Focusing on the positive aspects of the notable weekend ahead, Busch could become the first to win the Brickyard 400 three consecutive times, a feat he said would be “special.” But he’s curious how this iteration of NASCAR’s aerodynamic package affects what he has learned as a driver and how crew chief Adam Stevens has applied that to his No. 18 Toyota.
Busch’s prospects for qualifying for the playoff remain solid. He’d make it unless four drivers earn their first wins this year in the final seven races of the regular season — or if there are three first-time winners and Joey Logano, whose victory at Richmond Raceway was encumbered because of a penalty, wins again.
Neither of those scenarios seems likely.

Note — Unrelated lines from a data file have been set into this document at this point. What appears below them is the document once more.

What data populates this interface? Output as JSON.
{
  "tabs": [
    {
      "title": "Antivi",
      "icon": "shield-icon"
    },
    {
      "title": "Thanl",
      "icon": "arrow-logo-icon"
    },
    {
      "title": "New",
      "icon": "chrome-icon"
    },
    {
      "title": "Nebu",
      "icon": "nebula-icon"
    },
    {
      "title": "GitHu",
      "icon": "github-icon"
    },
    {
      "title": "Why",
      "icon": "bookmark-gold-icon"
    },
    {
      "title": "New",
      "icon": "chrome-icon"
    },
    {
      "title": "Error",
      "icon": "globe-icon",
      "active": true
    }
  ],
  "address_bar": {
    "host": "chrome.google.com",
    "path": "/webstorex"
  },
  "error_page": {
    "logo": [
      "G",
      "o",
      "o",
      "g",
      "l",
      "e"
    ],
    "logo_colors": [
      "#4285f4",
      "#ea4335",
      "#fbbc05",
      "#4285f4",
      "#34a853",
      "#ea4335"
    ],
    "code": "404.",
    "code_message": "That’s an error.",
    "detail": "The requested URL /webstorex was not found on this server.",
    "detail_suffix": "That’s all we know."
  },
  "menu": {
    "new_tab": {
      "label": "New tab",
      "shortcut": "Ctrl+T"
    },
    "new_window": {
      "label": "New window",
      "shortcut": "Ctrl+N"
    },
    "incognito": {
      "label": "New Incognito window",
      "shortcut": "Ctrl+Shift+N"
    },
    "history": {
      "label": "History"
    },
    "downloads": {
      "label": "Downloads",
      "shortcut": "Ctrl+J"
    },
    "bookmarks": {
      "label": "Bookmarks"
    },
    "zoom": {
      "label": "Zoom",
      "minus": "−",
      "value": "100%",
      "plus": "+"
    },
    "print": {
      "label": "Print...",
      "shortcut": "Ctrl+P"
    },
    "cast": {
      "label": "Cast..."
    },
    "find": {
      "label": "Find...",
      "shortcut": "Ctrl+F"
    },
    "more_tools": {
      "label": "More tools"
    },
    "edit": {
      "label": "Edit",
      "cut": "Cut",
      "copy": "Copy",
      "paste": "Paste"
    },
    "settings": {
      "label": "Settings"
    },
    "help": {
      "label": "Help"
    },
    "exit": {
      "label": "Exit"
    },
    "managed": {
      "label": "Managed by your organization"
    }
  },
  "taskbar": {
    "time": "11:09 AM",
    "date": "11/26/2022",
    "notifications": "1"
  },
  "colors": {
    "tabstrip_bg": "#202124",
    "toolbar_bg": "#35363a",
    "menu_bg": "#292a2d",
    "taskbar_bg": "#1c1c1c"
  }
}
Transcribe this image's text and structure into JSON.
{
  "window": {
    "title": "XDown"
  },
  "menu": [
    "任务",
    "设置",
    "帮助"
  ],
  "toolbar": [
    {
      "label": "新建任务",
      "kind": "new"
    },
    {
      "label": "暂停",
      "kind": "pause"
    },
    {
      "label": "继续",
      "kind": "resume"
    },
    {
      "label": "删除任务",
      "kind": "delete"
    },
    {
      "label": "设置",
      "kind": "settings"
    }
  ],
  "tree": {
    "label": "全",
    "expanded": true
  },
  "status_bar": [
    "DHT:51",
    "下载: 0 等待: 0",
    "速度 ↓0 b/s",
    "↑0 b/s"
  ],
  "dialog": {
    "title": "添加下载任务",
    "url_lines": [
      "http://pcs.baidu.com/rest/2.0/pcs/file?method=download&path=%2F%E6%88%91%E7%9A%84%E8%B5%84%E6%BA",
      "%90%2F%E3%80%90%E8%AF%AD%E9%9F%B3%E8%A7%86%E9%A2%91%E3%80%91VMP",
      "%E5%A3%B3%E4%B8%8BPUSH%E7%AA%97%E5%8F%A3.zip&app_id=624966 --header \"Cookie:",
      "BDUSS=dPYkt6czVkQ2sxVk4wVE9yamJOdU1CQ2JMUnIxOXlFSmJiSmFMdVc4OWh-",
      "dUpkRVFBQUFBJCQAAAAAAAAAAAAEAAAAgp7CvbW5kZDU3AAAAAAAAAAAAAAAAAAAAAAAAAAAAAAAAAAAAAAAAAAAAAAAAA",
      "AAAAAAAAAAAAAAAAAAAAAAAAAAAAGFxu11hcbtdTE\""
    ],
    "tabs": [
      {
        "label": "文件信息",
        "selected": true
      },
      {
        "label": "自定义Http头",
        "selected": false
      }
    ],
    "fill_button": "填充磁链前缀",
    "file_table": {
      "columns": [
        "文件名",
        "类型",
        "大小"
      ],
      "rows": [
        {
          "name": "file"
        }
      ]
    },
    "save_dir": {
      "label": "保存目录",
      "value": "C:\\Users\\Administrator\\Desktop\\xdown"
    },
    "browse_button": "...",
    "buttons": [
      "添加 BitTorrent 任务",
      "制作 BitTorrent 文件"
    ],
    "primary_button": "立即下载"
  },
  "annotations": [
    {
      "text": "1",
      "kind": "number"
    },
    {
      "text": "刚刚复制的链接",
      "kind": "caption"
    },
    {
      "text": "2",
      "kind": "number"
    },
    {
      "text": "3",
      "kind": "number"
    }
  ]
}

Busch is third in points and seems a cer- tain playoff qualifier, but his lack of playoff points (five) because of a dearth of wins would immediately endanger him in the postseason.
Of course, he could advance through the three rounds of playoff racing with victories, but if he were able to flick a switch, he would have done it by now. He has led races with fewer than 10 laps left three times this season. He had led at least one lap in all but five races all season. He has led at least 100 laps four times. But he hasn’t been able to pull off a victory.
Certainly, Busch’s overall performance — those laps-led numbers show he actually has been quite successful — suggests that he could win at any time. After all, he did win three in a row in 2015 (culminating at Indianapolis) to overcome missing the first 11 races with a broken right leg and left foot to qualify for the postseason and win the championship.
But the number that must haunt Busch currently is 35, the number of races in his career-worst winless streak. And unlike 2015, he doesn’t have the freedom of a dogged pursuit of a goal that should not have been realistic after he crashed into a concrete wall in the season-opening Xfinity Series race at Daytona International Speedway.
There is just the knowledge that after winning four times last season — for an organization that won 12 collectively — and finishing third in the standings, Busch is expected to have collected some of those upwards of eight victories owner Joe Gibbs thinks could have been his this season. Busch has 38 career Cup victories and has never finished a season winless, beginning with his first full campaign in 2005.
The evolution of the “new” Kyle Busch has been heavily documented through his marriage and then fatherhood. Notwithstanding the occasional unsuccessful accosting of Logano, mic drop or standard driver-issue barb, he has seemed better equipped to process and proceed from these types of moments. But going 12 months without a win must be especially frustrating.
And just like those big round-number birthdays or stressful anniversaries, emotion is likely to be close to the surface. There isn’t even a Hallmark card for it.